While Williams reveals the extreme abuses suffered by all apprentices under this system, he also draws attention to the particular vulnerabilities of women, a subject likely to further outrage his British readership. Women who are forced to "dance the treadmill" have to tie up their clothes to keep them from getting caught in the machinery, not only exposing their bodies to view but also making them vulnerable to exploitation (p. 6). Williams observes that drivers (mill overseers) at times flog the women "so severe,--they cut away most of their clothes, and left them in a manner naked; and the driver was bragging afterwards that he see all their nakedness" (p. 8). Williams is also outraged at the sexual exploitation of the women, decrying the practice of drivers who "try to get after the young women that put into the workhouse . . . Before day in the morning, when the driver open the door to take the people out of the shackles, he call for any one he want, to come to his room" (p. 15). Pregnant women and women with children are also particularly vulnerable, and Williams is angered that women "in the family way" are subject to severe beatings regardless of their condition (p. 18). Women must often take their children with them into the mill or prison, and they are denied opportunities to breast-feed, particularly if the children are free: "he don't allow them to suckle the child at all, if it cry ever so much; him say the children free, and the law don't allow no time to take care of them" (p. 15). Thus, not only are the women deprived of the right to care for their children, but drivers and apprentice-holders use the children's free status as an excuse to coerce the women to surrender their children to forced labor: "I hear that many people begin to talk that the free child no have no right to stop on the property, and they will turn them off if the mothers don't consent let them work" (p. 20).

Williams concludes his Narrative by briefly recounting his meeting with Mr.
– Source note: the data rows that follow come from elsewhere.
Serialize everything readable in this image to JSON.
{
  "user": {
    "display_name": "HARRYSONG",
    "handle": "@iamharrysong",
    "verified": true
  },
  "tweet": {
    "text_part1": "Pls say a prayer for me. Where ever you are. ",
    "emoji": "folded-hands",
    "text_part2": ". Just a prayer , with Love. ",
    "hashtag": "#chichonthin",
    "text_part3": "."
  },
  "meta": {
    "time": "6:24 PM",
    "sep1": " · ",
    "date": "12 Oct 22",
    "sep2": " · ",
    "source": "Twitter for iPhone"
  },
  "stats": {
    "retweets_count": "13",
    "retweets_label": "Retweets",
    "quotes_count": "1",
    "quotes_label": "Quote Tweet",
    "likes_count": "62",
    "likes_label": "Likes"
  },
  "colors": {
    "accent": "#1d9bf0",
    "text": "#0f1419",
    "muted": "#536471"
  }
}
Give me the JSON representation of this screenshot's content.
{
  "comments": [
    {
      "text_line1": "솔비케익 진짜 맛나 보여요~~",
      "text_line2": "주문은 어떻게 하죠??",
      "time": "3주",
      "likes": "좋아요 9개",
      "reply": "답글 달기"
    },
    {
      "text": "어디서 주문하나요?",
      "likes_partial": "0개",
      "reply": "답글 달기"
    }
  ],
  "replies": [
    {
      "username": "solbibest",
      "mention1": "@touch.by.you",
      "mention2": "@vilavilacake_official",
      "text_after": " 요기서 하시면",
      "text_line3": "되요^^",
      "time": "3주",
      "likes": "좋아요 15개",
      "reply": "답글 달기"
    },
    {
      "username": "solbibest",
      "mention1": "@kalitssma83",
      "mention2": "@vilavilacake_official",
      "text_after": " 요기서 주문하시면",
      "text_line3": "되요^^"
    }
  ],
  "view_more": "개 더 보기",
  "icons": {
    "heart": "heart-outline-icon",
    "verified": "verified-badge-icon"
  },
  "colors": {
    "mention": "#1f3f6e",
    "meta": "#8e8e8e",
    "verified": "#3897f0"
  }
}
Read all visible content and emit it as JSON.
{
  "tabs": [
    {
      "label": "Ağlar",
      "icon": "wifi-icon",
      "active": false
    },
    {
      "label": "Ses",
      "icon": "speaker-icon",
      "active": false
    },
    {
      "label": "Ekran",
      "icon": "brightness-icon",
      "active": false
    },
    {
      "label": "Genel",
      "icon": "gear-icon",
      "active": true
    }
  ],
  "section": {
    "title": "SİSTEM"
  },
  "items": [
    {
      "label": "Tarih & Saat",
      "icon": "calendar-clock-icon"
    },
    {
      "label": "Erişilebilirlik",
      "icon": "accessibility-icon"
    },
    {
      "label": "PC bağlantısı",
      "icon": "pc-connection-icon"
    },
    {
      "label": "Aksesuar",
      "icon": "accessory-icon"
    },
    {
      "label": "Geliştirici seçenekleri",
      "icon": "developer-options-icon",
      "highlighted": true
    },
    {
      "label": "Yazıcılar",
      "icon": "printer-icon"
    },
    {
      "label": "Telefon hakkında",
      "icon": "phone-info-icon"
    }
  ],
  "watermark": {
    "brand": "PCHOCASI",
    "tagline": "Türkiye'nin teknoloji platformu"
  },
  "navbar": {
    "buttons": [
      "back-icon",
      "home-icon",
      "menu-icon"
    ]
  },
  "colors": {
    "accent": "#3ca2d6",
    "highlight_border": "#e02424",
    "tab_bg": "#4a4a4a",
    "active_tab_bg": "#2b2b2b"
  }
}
Sturge and the circumstances leading to the publication of his story. He outlines the difficulty of obtaining the valuation of his person required to purchase his freedom and his joy at finally being set free. The text concludes with a few words testifying to Williams's truthfulness—presumably in the voice of his amanuensis, Dr. Palmer—and reiterating the goals of sharing his story. "[S] lavery has not been abolished--it exists with unmitigated rigour, in its most ferocious, revolting, and loathsome aspect," he writes. "Immediately re-organize your Anti-Slavery Societies--let the country be aroused--and let the people, with one voice, instruct their representatives peremptorily to demand the instant, the unconditional, and the everlasting annihilation of the accursed system" (pp. 25, 26).

Works Consulted: Latimer, James, "The Apprenticeship System in the British West Indies," The Journal of Negro Education Paton, 33:1 (1964): 52-57; Diana, "Introduction," A Narrative of Events Since the First of August, 1834, by James Williams, an Apprenticed Labourer in Jamaica, Durham, NC: Duke University Press, 2001, xiii-iv.